In this session, like all sessions, we break into small groups so participants have an opportunity to practice the skills we share. We also do role-plays with the whole group giving people the opportunity to raise challenges, receive coaching, and learn in community.
Empathic Speaking – Sharing Our Vision and Exploring Strategies
In session five we move from the place of empathic listening to the place of empathic speaking. Participants learn how to engage in conversations that allow them and those with whom they are communicating to both be heard and to share their deepest truths. We emphasize the importance of empathy before education because we know that if we try to convince someone with facts or other information about the righteousness of our position and they have not been heard, seen, recognized, ‘gotten,’ connected with, or valued for who they are, that they will not hear us. Participants learn how to make clear requests, to state (without judgment) their concerns, to reflect back their understanding of what the other person is saying, and how to find common ground and shared values.
Sessions 6 & 7
Taking Action and Building the Movement
In these final sessions, we review what we’ve learned and discuss how to bring this work into the world through the creation of local chapters and professional and workplace groups, and by taking it to community and social change organizations, and religious and spiritual communities. On these calls, individuals who have already completed the training and are bringing the work into their communities, share what they have done, their successes and challenges, and answer questions. This opportunity to engage with folks who are already taking this work into the world is an invaluable part of the training. People on these calls see the power of the learning and the training and its ability to deeply transform how to engage in social change efforts from a truly spiritually progressive place. The stories are inspiring and provide hope and meaning.
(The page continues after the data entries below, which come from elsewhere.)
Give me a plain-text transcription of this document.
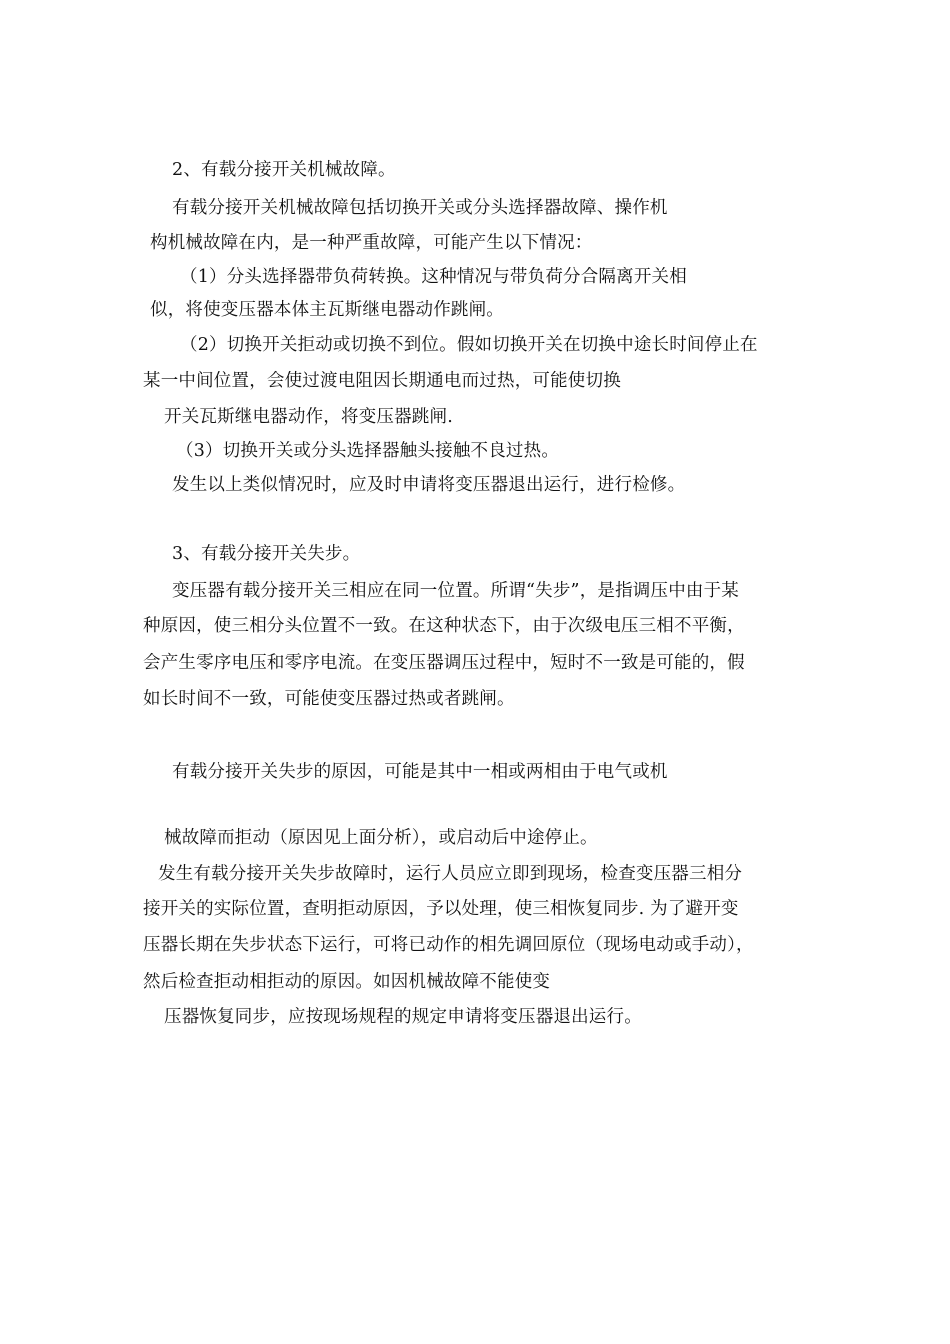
2、有载分接开关机械故障。
有载分接开关机械故障包括切换开关或分头选择器故障、操作机
构机械故障在内，是一种严重故障，可能产生以下情况：
（1）分头选择器带负荷转换。这种情况与带负荷分合隔离开关相
似，将使变压器本体主瓦斯继电器动作跳闸。
（2）切换开关拒动或切换不到位。假如切换开关在切换中途长时间停止在
某一中间位置，会使过渡电阻因长期通电而过热，可能使切换
开关瓦斯继电器动作，将变压器跳闸.
（3）切换开关或分头选择器触头接触不良过热。
发生以上类似情况时，应及时申请将变压器退出运行，进行检修。
3、有载分接开关失步。
变压器有载分接开关三相应在同一位置。所谓“失步”，是指调压中由于某
种原因，使三相分头位置不一致。在这种状态下，由于次级电压三相不平衡，
会产生零序电压和零序电流。在变压器调压过程中，短时不一致是可能的，假
如长时间不一致，可能使变压器过热或者跳闸。
有载分接开关失步的原因，可能是其中一相或两相由于电气或机
械故障而拒动（原因见上面分析），或启动后中途停止。
发生有载分接开关失步故障时，运行人员应立即到现场，检查变压器三相分
接开关的实际位置，查明拒动原因，予以处理，使三相恢复同步. 为了避开变
压器长期在失步状态下运行，可将已动作的相先调回原位（现场电动或手动），
然后检查拒动相拒动的原因。如因机械故障不能使变
压器恢复同步，应按现场规程的规定申请将变压器退出运行。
We also review the Chapter Starter Guide. The Starter Guide sets forth clear processes and procedures for starting a chapter, including worksheets for setting individual and group goals, sample flyers and letters inviting people to join, and sample resolutions in support of the New Bottom Line, Environmental and Social Responsibility Amendment to the U.S. Constitution, and the Global Marshall Plan that can be taken to social change organizations, community groups, spiritual and religious communities, as well as to school boards, city councils, state legislatures, and Congressional members. We share letters to the editors and other written materials that provide examples of how to integrate the language and ideas in various formats. And we provide lots of time and space for people to ask questions, share their challenges and efforts, and receive feedback.